La exención, reducción o bonificación no puede depender de un incumplimiento formal

Hace ya tiempo acudí a una jornada de principios de ejercicio en que los máximos responsables técnicos de la AEAT o de la DGT exponían las novedades fiscales recién dictadas. Una costumbre muy española, la de publicar leyes de presupuestos con modificaciones fiscales y leyes de acompañamiento, que últimamente se ha visto aminorada por la ausencia de gobierno.  En ella se hacía referencia por primera vez a una técnica que ha venido desarrollándose por todos los órganos legislativos españoles, cada vez con más asiduidad. Se trataba de la reducción el IRPF de los rendimientos del capital inmobiliario, para las rentas declaradas.

El art. 23.2 de la Ley 35/2006, del IRPF establecía en su versión original que: “1.º En los supuestos de arrendamiento de bienes inmuebles destinados a vivienda, el rendimiento neto calculado con arreglo a lo dispuesto en el apartado anterior, se reducirá en un 50 por ciento. Tratándose de rendimientos netos positivos, la reducción sólo resultará aplicable respecto de los rendimientos declarados por el contribuyente.

2.º Dicha reducción será del 100 por ciento, cuando el arrendatario tenga una edad comprendida entre 18 y 35 años y unos rendimientos netos del trabajo o de actividades económicas en el período impositivo superiores al indicador público de renta de efectos múltiples.”

De tal forma que, exponía el pseudo autor de la norma, se favorece la declaración espontánea, al que declara, de tal forma que el contribuyente que no lo declara y es descubierto por la Administración pierde el derecho al beneficio fiscal.

Levanté la mano y espeté al ponente que ello no era posible, que era inconstitucional.

La verdad es que el problema ha tardado en dar la cara. La sentencia nº  1241 del TSJ de la CV de 29/11/2018 en el recurso contencioso administrativo nº798/2015 dirigido por mi compañero José Juan Estellés Luis, haciéndose eco de otras sentencias del TSJ de Madrid, estima la demanda con base en las siguientes consideraciones:

-La diferencia entre declaración y autoliquidación. El interesado presentó, aunque tarde, una autoliquidación y por tanto, está declarado. El art. 23.2.1 se habla solo de liquidación y no de autoliquidación remitiéndose al concepto del art. 119 de LGT, ya que la regulación es independiente cuando se regula la autoliquidación en el art. 120 LGT.

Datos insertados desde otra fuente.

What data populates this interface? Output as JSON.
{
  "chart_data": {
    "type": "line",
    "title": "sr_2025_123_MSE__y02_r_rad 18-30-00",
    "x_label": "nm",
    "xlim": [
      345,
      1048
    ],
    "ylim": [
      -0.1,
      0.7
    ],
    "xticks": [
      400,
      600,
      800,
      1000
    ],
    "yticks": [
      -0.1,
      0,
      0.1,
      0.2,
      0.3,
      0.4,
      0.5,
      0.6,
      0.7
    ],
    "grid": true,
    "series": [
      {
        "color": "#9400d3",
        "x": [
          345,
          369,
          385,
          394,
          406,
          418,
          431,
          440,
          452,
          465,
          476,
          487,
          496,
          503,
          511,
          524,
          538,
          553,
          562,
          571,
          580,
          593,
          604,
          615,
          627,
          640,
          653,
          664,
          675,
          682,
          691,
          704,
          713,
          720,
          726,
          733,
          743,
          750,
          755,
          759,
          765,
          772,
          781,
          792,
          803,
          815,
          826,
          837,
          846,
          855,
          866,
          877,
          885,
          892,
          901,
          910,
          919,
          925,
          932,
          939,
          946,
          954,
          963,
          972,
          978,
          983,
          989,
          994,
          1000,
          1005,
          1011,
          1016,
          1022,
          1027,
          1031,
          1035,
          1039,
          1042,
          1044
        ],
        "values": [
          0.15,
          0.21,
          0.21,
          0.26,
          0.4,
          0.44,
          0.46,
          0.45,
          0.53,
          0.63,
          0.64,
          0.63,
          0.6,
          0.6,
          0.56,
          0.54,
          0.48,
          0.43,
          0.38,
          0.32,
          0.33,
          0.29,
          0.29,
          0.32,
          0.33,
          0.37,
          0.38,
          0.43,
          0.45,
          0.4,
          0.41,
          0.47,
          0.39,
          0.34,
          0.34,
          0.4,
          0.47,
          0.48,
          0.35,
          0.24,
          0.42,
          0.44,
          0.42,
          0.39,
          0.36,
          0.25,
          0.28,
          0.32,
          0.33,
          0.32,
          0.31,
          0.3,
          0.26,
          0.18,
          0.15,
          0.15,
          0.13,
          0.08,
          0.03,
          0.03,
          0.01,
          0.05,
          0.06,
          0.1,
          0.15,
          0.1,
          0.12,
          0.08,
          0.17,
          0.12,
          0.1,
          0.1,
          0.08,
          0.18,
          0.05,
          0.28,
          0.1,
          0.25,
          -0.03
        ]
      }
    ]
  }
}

-La norma no exige que deba efectuarse la declaración antes del inicio de las actuaciones de comprobación por parte de la administración.

El abogado del Estado ha interpuesto recurso de casación contra la citada sentencia que ha sido admitido por Auto del TS Sala de lo Contencioso de 18/07/2019, Id Cendoj: 28079130012019201174, y en ella se va a decidir fundamentalmente:

 “2º) La cuestión que presenta interés casacional objetivo para la formación de jurisprudencia consiste en: Precisar el alcance de la expresión "rendimientos declarados por el contribuyente" contenida en el artículo 23.2 de la Ley 35/2016, de 28 de noviembre, del Impuesto sobre la Renta de las Personas Físicas y de modificación parcial de las leyes de los Impuestos sobre Sociedades, sobre la Renta de no Residentes y sobre el Patrimonio, a efectos de la aplicación de la reducción del 60% sobre los rendimientos derivados del arrendamiento de bienes inmuebles destinados a vivienda.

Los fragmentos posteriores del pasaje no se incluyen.